My first diary, when I was just six, was leatherish with a metal attachment that clicked to close it. But just closing it didn’t seem safe enough to me. I wanted a lock. Or better yet, a vault. I wanted a place where I could write everything down. Everything. Anything.
I didn’t want anyone else to ever read it. It was my magic journal.
I was pretty sure that dad wouldn’t snoop in my stuff, but mom would read all she could. She would try not to, but she wouldn’t be able to help herself.
It wasn’t her fault. She was born genetically over-curious.

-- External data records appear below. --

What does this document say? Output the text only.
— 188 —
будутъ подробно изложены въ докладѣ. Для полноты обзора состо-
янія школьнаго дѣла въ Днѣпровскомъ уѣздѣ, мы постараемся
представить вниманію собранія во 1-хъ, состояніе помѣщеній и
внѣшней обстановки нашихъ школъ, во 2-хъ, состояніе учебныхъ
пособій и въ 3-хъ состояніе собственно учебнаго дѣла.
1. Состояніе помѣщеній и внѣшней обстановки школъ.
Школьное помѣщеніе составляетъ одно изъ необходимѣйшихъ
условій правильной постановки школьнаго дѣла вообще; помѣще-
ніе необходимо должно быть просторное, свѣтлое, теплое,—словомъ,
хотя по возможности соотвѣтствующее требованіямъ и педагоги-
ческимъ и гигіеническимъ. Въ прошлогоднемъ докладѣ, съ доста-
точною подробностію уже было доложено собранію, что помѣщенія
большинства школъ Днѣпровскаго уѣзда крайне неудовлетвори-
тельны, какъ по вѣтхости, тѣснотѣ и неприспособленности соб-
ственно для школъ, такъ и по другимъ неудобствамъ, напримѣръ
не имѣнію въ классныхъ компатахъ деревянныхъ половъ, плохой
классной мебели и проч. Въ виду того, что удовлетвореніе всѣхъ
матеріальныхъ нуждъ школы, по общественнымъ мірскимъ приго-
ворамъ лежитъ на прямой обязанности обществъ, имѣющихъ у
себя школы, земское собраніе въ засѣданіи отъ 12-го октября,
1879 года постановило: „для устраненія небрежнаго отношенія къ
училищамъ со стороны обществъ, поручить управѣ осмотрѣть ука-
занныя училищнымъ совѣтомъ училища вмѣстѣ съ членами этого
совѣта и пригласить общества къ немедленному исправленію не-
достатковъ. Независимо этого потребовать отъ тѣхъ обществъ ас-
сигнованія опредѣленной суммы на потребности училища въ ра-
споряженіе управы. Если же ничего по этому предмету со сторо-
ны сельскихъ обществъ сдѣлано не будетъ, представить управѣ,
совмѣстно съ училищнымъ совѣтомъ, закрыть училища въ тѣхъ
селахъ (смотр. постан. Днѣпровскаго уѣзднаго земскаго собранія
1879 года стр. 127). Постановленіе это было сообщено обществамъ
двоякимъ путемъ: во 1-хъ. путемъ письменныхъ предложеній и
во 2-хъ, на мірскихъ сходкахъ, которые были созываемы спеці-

I felt that I had to consider other security plans, so that I, too, could partake of not only the mystical side of journaling, but also get new memory tunnels in my soul and roads in my brain.
There were plenty of good hiding places in and around our house, and I decided that I could move the sacred book around so that it would most likely never be found, but that still left one major problem. People were always looking over my shoulder when I wrote. Mom did it without even meaning to. I wanted to take my journal everywhere, and I wanted to record in it under any and all circumstances. I wanted to be able to write whatever I thought at the moment without the writing affecting any of the behavior around me; but that seemed possible only if people couldn’t read what I was writing.
So I began writing the way I had before I learned better.
You see, at the age of four, once my mother realized that our five-day-a-week treks to the library had morphed into her only child learning to write, or something like it – I wrote wrong; that is, I reversed everything when I wrote, like a mirror, right to left instead of left to right – she intervened and ordered 2 big boxes full of teaching materials and taught me to read, and more importantly, to write. To write properly, that is. Left ➪ right.
It was difficult, but I learned to write like normal people. I don’t know why I had naturally reversed everything, and it would be years before DaVinci’s mirror writing became well known, but it was worrisome to my mom. I’m left handed, but so are a lot of people, and they don’t do that. I was still allowed to write my way, right to left, but I was encouraged, first by my mother, and then by the conformism of school, to “write right.”
But now, with this first journal and my concerns about bearing my soul in it, I decide to take up my strange habit again, and I take it up in force.
Now I can go into those mystical lands and get my very own brain tunnels. I am saved.
I am halfway through first grade when I decide it’s time to change my name. Or, as I saw things, to correct my name. Despite everyone calling me Tami at that point, it was actually my middle name. My first name is Serene. And Serene, I decide, is what I will be called. I don’t take a vote on the matter, I simply decide.
I am no longer Tami, I announce. I am Serene.
My dad, so insistent on the original name, thinks this is a hoot and is my first and biggest advocate. My Uncle Amos says I am “Tami” to him and he will never, ever, be able to call me anything else. So I pretend he doesn’t exist. I no longer answer to Tami at all. I don’t even accidentally turn my head when I hear the name.
There was no cocoon in this metamorphosis. I go to sleep a Tami. I wake up a Serene. Within less than a month I have trained everyone.
My mother, ever patient, has had her prophecy fulfilled. Her name has become real. Her name has become me.